Etienne Labarre continue à s'enrichir, et achète des terres agricoles: le 28 mars 1801 à Jean François Philippot: 51 ares 14 ca de terres labourables, puis en mai 14 ares 29 ca de terres labourables à François George. minutes du notaire Pinault, le Châtelet en Brie AD 77 227 E 105 Son collègue, François Gatien Champagne, marchand de bois à Montereau et résidant à Cannes Ecluse, fait de même. Un rapide sondage dans les actes du notaire Pinault du Châtelet montre que Champagne a acheté à Lazare Lange, cultivateur au Grippon: 7 ha 25 a 50 ca (17 arpents 20 perches) aux Trembles, la Chapelle Gauthier pour 1.000 francs; à Jacques François Montaigu (Montaigne?): 3 hectares, 43 ares, 77 ca de prés aux Ecrennes; à Jean Baptiste Bodson, 42 ares, 18 ca de prés à la Chapelle Gauthier, lieu dit Pré au Roy.
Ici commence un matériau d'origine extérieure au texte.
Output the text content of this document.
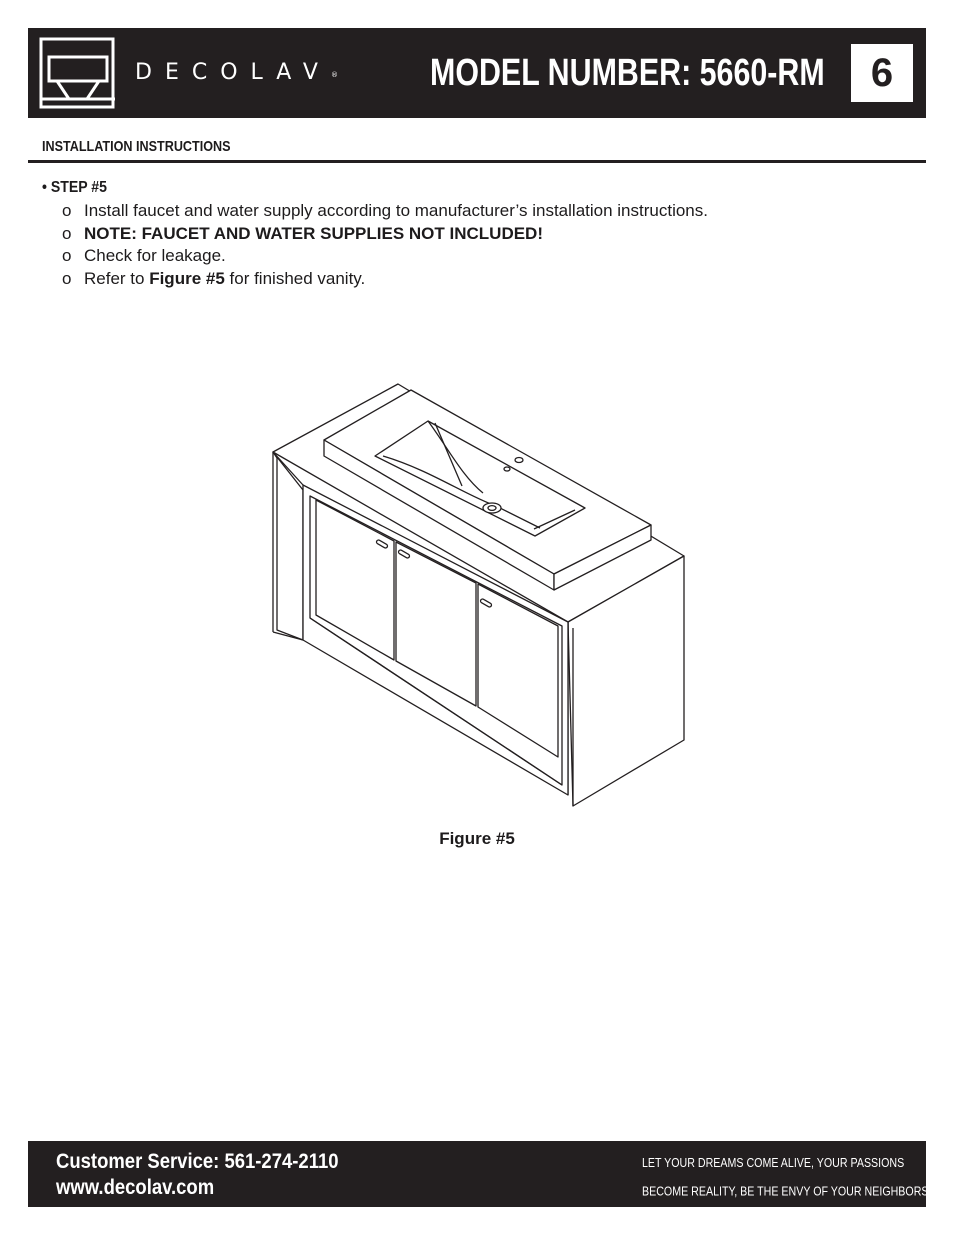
DECOLAV® MODEL NUMBER: 5660-RM	6
INSTALLATION INSTRUCTIONS
• STEP #5
o Install faucet and water supply according to manufacturer’s installation instructions.
o NOTE: FAUCET AND WATER SUPPLIES NOT INCLUDED!
o Check for leakage.
o Refer to Figure #5 for finished vanity.
Figure #5
Customer Service: 561-274-2110
www.decolav.com
LET YOUR DREAMS COME ALIVE, YOUR PASSIONS
BECOME REALITY, BE THE ENVY OF YOUR NEIGHBORS®
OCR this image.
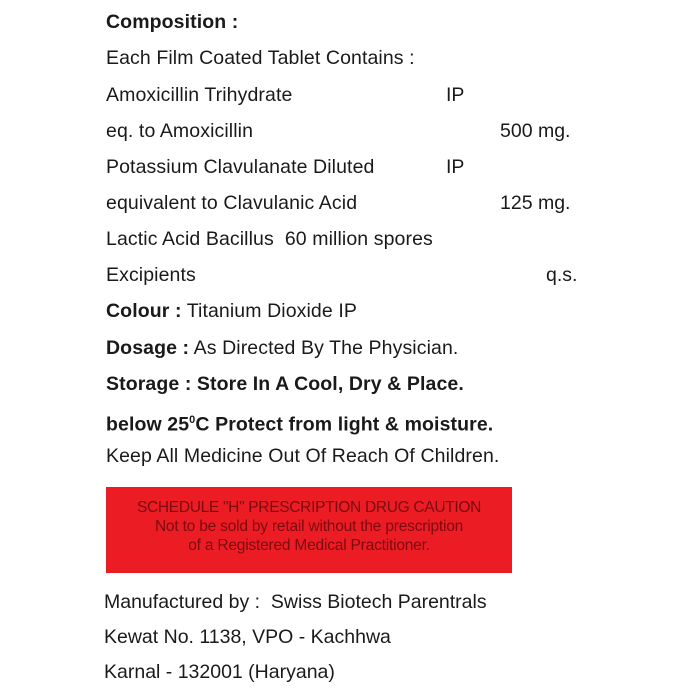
Composition :
Each Film Coated Tablet Contains :
Amoxicillin Trihydrate	IP
eq. to Amoxicillin	500 mg.
Potassium Clavulanate Diluted	IP
equivalent to Clavulanic Acid	125 mg.
Lactic Acid Bacillus  60 million spores
Excipients	q.s.
Colour : Titanium Dioxide IP
Dosage : As Directed By The Physician.
Storage : Store In A Cool, Dry & Place.
below $25^0C$ Protect from light & moisture.
Keep All Medicine Out Of Reach Of Children.
SCHEDULE "H" PRESCRIPTION DRUG CAUTION
Not to be sold by retail without the prescription
of a Registered Medical Practitioner.
Manufactured by :  Swiss Biotech Parentrals
Kewat No. 1138, VPO - Kachhwa
Karnal - 132001 (Haryana)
Il achète aussi deux maisons et dix hectares 54 ares 50 centiares de terres labourables et prés, le tout sur le finage des Trois Chevaux pour 2.800 francs et, au lieu d'y placer les voituriers débardeurs de bois, si nombreux en ce hameau, il loue maisons et terres au fermier de la ferme proche du Maupas moyennant 200 francs par an.
Références : voir Traces des marchands de bois.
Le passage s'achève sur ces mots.